乗っていた船の名も、最後まで思い出せなかった。
覚えているはずなのに。
確かにあったはずなのに。
名だけが、霧の向こうに遠ざかる。
ミミルが帳面に文字を書く。
ノア=リント。
その名は、消えなかった。
白く抜けず、滲まず、そこに残った。
だからこそ、ノアの胸は痛んだ。
ここまでは残る。
ここから先は、残らない。
「港内仮登録名、ノア=リント」
ミミルは黒晶札にも同じ名を写し、乾いた布で拭ってから差し出した。
「今夜は詰所の寝台を使えます。薬湯と毛布も出ます。
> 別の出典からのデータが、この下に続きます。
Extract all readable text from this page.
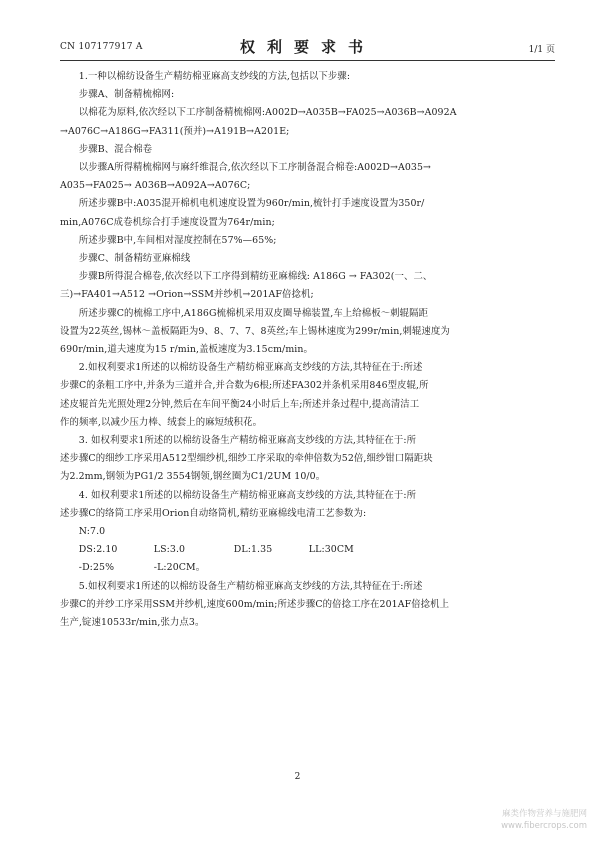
CN 107177917 A	权利要求书	1/1 页

1.一种以棉纺设备生产精纺棉亚麻高支纱线的方法,包括以下步骤:

步骤A、制备精梳棉网:

以棉花为原料,依次经以下工序制备精梳棉网:A002D→A035B→FA025→A036B→A092A

→A076C→A186G→FA311(预并)→A191B→A201E;

步骤B、混合棉卷

以步骤A所得精梳棉网与麻纤维混合,依次经以下工序制备混合棉卷:A002D→A035→

A035→FA025→ A036B→A092A→A076C;

所述步骤B中:A035混开棉机电机速度设置为960r/min,梳针打手速度设置为350r/

min,A076C成卷机综合打手速度设置为764r/min;

所述步骤B中,车间相对湿度控制在57%—65%;

步骤C、制备精纺亚麻棉线

步骤B所得混合棉卷,依次经以下工序得到精纺亚麻棉线: A186G → FA302(一、二、

三)→FA401→A512 →Orion→SSM并纱机→201AF倍捻机;

所述步骤C的梳棉工序中,A186G梳棉机采用双皮圈导棉装置,车上给棉板～刺辊隔距

设置为22英丝,锡林～盖板隔距为9、8、7、7、8英丝;车上锡林速度为299r/min,刺辊速度为

690r/min,道夫速度为15 r/min,盖板速度为3.15cm/min。

2.如权利要求1所述的以棉纺设备生产精纺棉亚麻高支纱线的方法,其特征在于:所述

步骤C的条粗工序中,并条为三道并合,并合数为6根;所述FA302并条机采用846型皮辊,所

述皮辊首先光照处理2分钟,然后在车间平衡24小时后上车;所述并条过程中,提高清洁工

作的频率,以减少压力棒、绒套上的麻短绒积花。

3. 如权利要求1所述的以棉纺设备生产精纺棉亚麻高支纱线的方法,其特征在于:所

述步骤C的细纱工序采用A512型细纱机,细纱工序采取的牵伸倍数为52倍,细纱钳口隔距块

为2.2mm,钢领为PG1/2 3554钢领,钢丝圈为C1/2UM 10/0。

4. 如权利要求1所述的以棉纺设备生产精纺棉亚麻高支纱线的方法,其特征在于:所

述步骤C的络筒工序采用Orion自动络筒机,精纺亚麻棉线电清工艺参数为:

N:7.0
DS:2.10	LS:3.0	DL:1.35	LL:30CM
-D:25%	-L:20CM。

5.如权利要求1所述的以棉纺设备生产精纺棉亚麻高支纱线的方法,其特征在于:所述

步骤C的并纱工序采用SSM并纱机,速度600m/min;所述步骤C的倍捻工序在201AF倍捻机上

生产,锭速10533r/min,张力点3。

2
麻类作物营养与施肥网
www.fibercrops.com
明朝、再確認を行います」
ノアは札を受け取らなかった。
しばらく、机の上に置かれたままの黒晶札を見ていた。
ノア=リント。
違う。
そう言いたかった。
けれど、言えば言うほど、自分の本当の名が遠くなる気がした。
結局、ノアは無言で札を取った。
リィゼはそれ以上、何も言わなかった。
その夜。
ノアは寝台に横になっていた。
毛布は乾いている。
薬湯も飲まされた。
濡れた服は脱がされ、代わりに港の仮衣を渡された。
身体は温まっているはずだった。
それでも、胸の奥だけが冷えている。
窓の外では、港の灯が揺れていた。
黒い海の向こうで、船の灯がひとつ、またひとつと遠ざかっていく。
眠れない。
ノアは毛布の下で、仮登録札を握った。
ノア=リント。
違う。
自分は、ノア=リントベルだ。
そのとき、外から船乗りたちの声が聞こえた。
「外界へ戻れる船があるらしい」
ノアは目を開けた。
「灰角の南の入江だ」
「夜だけ停まる船だってよ」
「名前が壊れてても乗せるらしい」
心臓が、大きく鳴った。
外界へ戻れる船。
名前が壊れていても、乗せる。
リィゼの声が頭をよぎる。
――帰れる船が、朝市みたいに並んでると思うな。
――南入江には近づくな。
それでも、ノアは窓の外を見た。
黒い海の向こうに、小さな灯りが揺れている。
あれが船かどうかも分からない。
噂が本当かどうかも分からない。
けれど、今のノアには、それが帰り道に見えた。
ノアは小さく呟いた。
「私は帰る」
声は震えていた。
それでも、言った。
「絶対に」
詰所の奥では、リィゼがひとりで漂着者帳を見返していた。
バルドは夜の見回りに出ている。
ミミルは記録札を乾かすため、別室へ行った。
灯はひとつだけ。
リィゼはノアの頁を開く。
港内仮登録名。
ノア=リント。
文字は安定している。
だが、頁の端に、黒い潮染みのようなものが浮かんでいた。
リィゼは黒晶灯を近づける。
染みは、ゆっくりと形を変えた。
文字のように。
裂け目のように。
どこかへ続く、細い傷のように。
一瞬だけ、消えたはずの文字が浮かぶ。
――ベル。
リィゼは息を止めた。
だが次の瞬間、それは消えた。
帳面には、ただ黒い染みだけが残っている。
リィゼは指先で頁の端に触れた。
濡れてはいない。
それなのに、潮の匂いがした。
「名前が濡れたんじゃない」
彼女は小さく呟いた。
「帰り道のほうが裂けてる」
外では、黒い海が静かに鳴っていた。
その向こうで、小さな船灯りがひとつ、夜の底を横切っていく。
ノアはまだ知らない。
帰りたいという願いは、この港では祈りにもなる。
けれど同時に、もっとも高く売れる弱みでもある。
第1話 ― 灰角の港に流れ着く名 了。